Le Kef est connu aussi pour son plat appelé Borzguène, ce couscous à l'agneau et aux fruits secs qu'on ne retrouve nulle part ailleurs. Au Kef, la viande ovine, c'est la base d'une multitude de mets, tellement, dans cette contrée, on mange de viande ovine, tout comme d'ailleurs dans le Nord-Ouest.
Ville multimillénaire, Le Kef a connu tout au long de sa longue histoire des moments de gloire et des périodes sombres, ces dernières ont toujours coïncidé avec les invasions extérieures : romaine, vandale, arabe, etc. Mais cette ville, qui a certes plié par moments, n'a jamais cédé devant l'injustice et une certaine ingratitude de l'homme. Cette ville, à la Kasbah fière comme une montagne, sa plaine des plus riches du pays, son potentiel économique des plus prometteurs, n'a pas eu sa part du développement depuis l'Indépendance, en dépit de quelques unités industrielles ça et là et une amélioration de l'infrastructure environnante.

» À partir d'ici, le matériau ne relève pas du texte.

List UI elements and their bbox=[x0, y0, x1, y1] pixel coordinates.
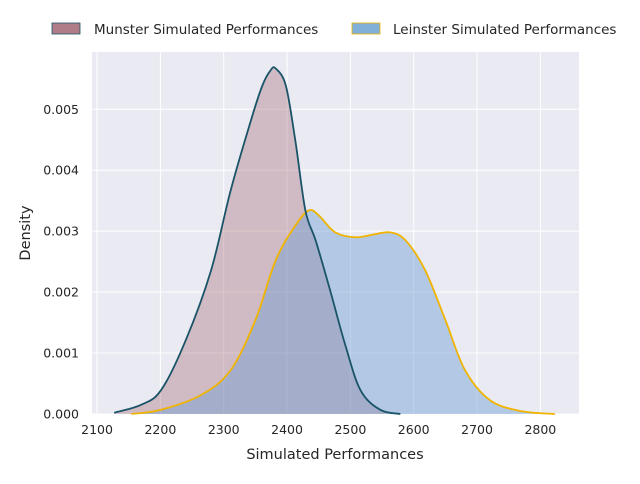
legend: Munster Simulated Performances Leinster … bbox=[51, 22, 616, 38]
x-axis-ticks: 2100 2200 2300 2400 2500 2600 2700 2800 bbox=[81, 422, 556, 437]
y-tick-label: 0.000 bbox=[43, 407, 79, 422]
x-tick-label: 2100 bbox=[81, 422, 113, 437]
leinster-density-line bbox=[131, 209, 555, 415]
x-tick-label: 2600 bbox=[398, 422, 430, 437]
y-axis-label: Density bbox=[18, 205, 34, 261]
x-tick-label: 2800 bbox=[524, 422, 556, 437]
y-tick-label: 0.001 bbox=[43, 346, 79, 361]
legend-label-leinster: Leinster Simulated Performances bbox=[393, 22, 616, 38]
grid bbox=[92, 52, 579, 415]
leinster-density-area bbox=[131, 209, 555, 414]
x-tick-label: 2400 bbox=[271, 422, 303, 437]
munster-density-line bbox=[113, 66, 401, 415]
x-tick-label: 2500 bbox=[334, 422, 366, 437]
y-tick-label: 0.005 bbox=[43, 102, 79, 117]
legend-label-munster: Munster Simulated Performances bbox=[94, 22, 318, 38]
density-areas bbox=[113, 66, 555, 415]
legend-patch-munster bbox=[51, 22, 81, 35]
y-tick-label: 0.003 bbox=[43, 224, 79, 239]
x-axis-label: Simulated Performances bbox=[246, 447, 423, 463]
munster-density-area bbox=[114, 67, 401, 415]
x-tick-label: 2200 bbox=[144, 422, 176, 437]
y-axis-ticks: 0.000 0.001 0.002 0.003 0.004 0.005 bbox=[43, 102, 79, 422]
y-tick-label: 0.002 bbox=[43, 285, 79, 300]
x-tick-label: 2700 bbox=[461, 422, 493, 437]
x-tick-label: 2300 bbox=[208, 422, 240, 437]
y-tick-label: 0.004 bbox=[43, 163, 79, 178]
legend-patch-leinster bbox=[351, 22, 381, 35]
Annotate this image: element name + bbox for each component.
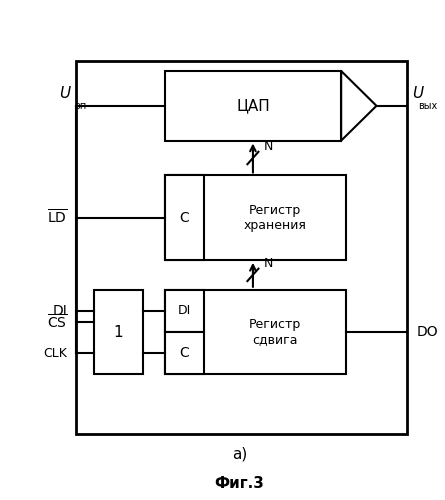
FancyBboxPatch shape (165, 176, 346, 260)
FancyBboxPatch shape (165, 176, 204, 260)
Text: ЦАП: ЦАП (236, 98, 270, 114)
Text: N: N (264, 140, 273, 153)
Text: DI: DI (178, 304, 191, 318)
Text: $U$: $U$ (412, 86, 425, 102)
FancyBboxPatch shape (165, 290, 346, 374)
Text: 1: 1 (113, 324, 123, 340)
Text: Регистр
сдвига: Регистр сдвига (249, 318, 301, 346)
Text: $\overline{\mathrm{CS}}$: $\overline{\mathrm{CS}}$ (47, 313, 68, 331)
Text: C: C (180, 346, 190, 360)
Polygon shape (341, 71, 376, 140)
Text: вых: вых (418, 101, 438, 111)
Text: $U$: $U$ (59, 86, 72, 102)
FancyBboxPatch shape (165, 290, 204, 332)
Text: Регистр
хранения: Регистр хранения (243, 204, 307, 232)
FancyBboxPatch shape (94, 290, 142, 374)
Text: оп: оп (74, 101, 86, 111)
FancyBboxPatch shape (77, 61, 407, 434)
Text: DI: DI (53, 304, 68, 318)
Text: CLK: CLK (44, 346, 68, 360)
FancyBboxPatch shape (165, 332, 204, 374)
Text: N: N (264, 257, 273, 270)
Text: Фиг.3: Фиг.3 (215, 476, 265, 491)
Text: $\overline{\mathrm{LD}}$: $\overline{\mathrm{LD}}$ (47, 208, 68, 227)
FancyBboxPatch shape (165, 71, 341, 140)
Text: C: C (180, 210, 190, 224)
Text: DO: DO (416, 325, 438, 339)
Text: а): а) (232, 446, 247, 462)
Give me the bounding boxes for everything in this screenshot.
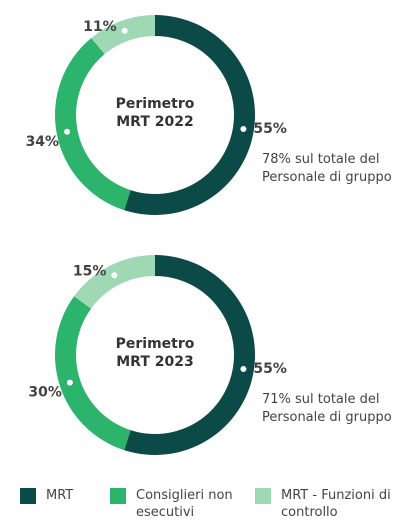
donut-segment (55, 296, 131, 451)
label-dot (62, 126, 73, 137)
legend-label: MRT - Funzioni di controllo (281, 488, 391, 520)
value-label: 34% (26, 134, 60, 150)
legend-label: MRT (46, 488, 74, 503)
label-dot (238, 364, 249, 375)
donut-segment (74, 255, 155, 309)
value-label: 11% (83, 19, 117, 35)
label-dot (238, 124, 249, 135)
chart-title: Perimetro MRT 2022 (115, 96, 195, 130)
legend-swatch (110, 488, 126, 504)
donut-segment (54, 37, 131, 211)
legend-label: Consiglieri non esecutivi (136, 488, 233, 520)
legend-swatch (255, 488, 271, 504)
label-dot (109, 270, 120, 281)
value-label: 30% (28, 385, 62, 401)
label-dot (119, 25, 130, 36)
donut-segment (124, 15, 255, 215)
value-label: 55% (253, 121, 287, 137)
legend-swatch (20, 488, 36, 504)
donut-segment (124, 255, 256, 456)
value-label: 15% (73, 263, 107, 279)
value-label: 55% (253, 361, 287, 377)
annotation: 78% sul totale del Personale di gruppo (262, 152, 392, 185)
label-dot (64, 377, 75, 388)
annotation: 71% sul totale del Personale di gruppo (262, 392, 392, 425)
chart-title: Perimetro MRT 2023 (115, 336, 195, 370)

Le Kef mérite mieux que cela et il n'y a pas de raison pour qu'il demeure dans l'état où il se trouve avec toutes les villes qui constituent son gouvernorat, Kalaât Sénène, Sakiet Sidi Youssef, le Sers, Kalaâ Jarda ou Kalaâ Khasba, etc.
C'est de l'injustice qu'une contrée aussi riche demeure arriérée et presque oubliée, avec même pas un hôpital régional, digne de ce nom, pour une population dont les jeunes ont choisi l'exode vers Tunis et les villes côtières, en quête d'une meilleure vie, en l'absence de toute possibilité d'épanouissement chez eux.
Savez-vous que c'est dans ce gouvernorat que se trouve le taux des personnes âgées le plus élevé parmi la population tunisienne? Ceci explique cela ! Et pourtant la ville, comme ses environs, regorge de richesses inestimables. Mais a-t-on jamais songé à les mettre en valeur pour une meilleure exploitation et une vraie raison d'être pour les habitants de la région ? Assurément que non, parce que dans ces lieux de la haute histoire, on n'est pas d'habitude frondeur et on est trop fier pour quémander quoi que ce soit de qui que ce soit, même si c'est l'Etat.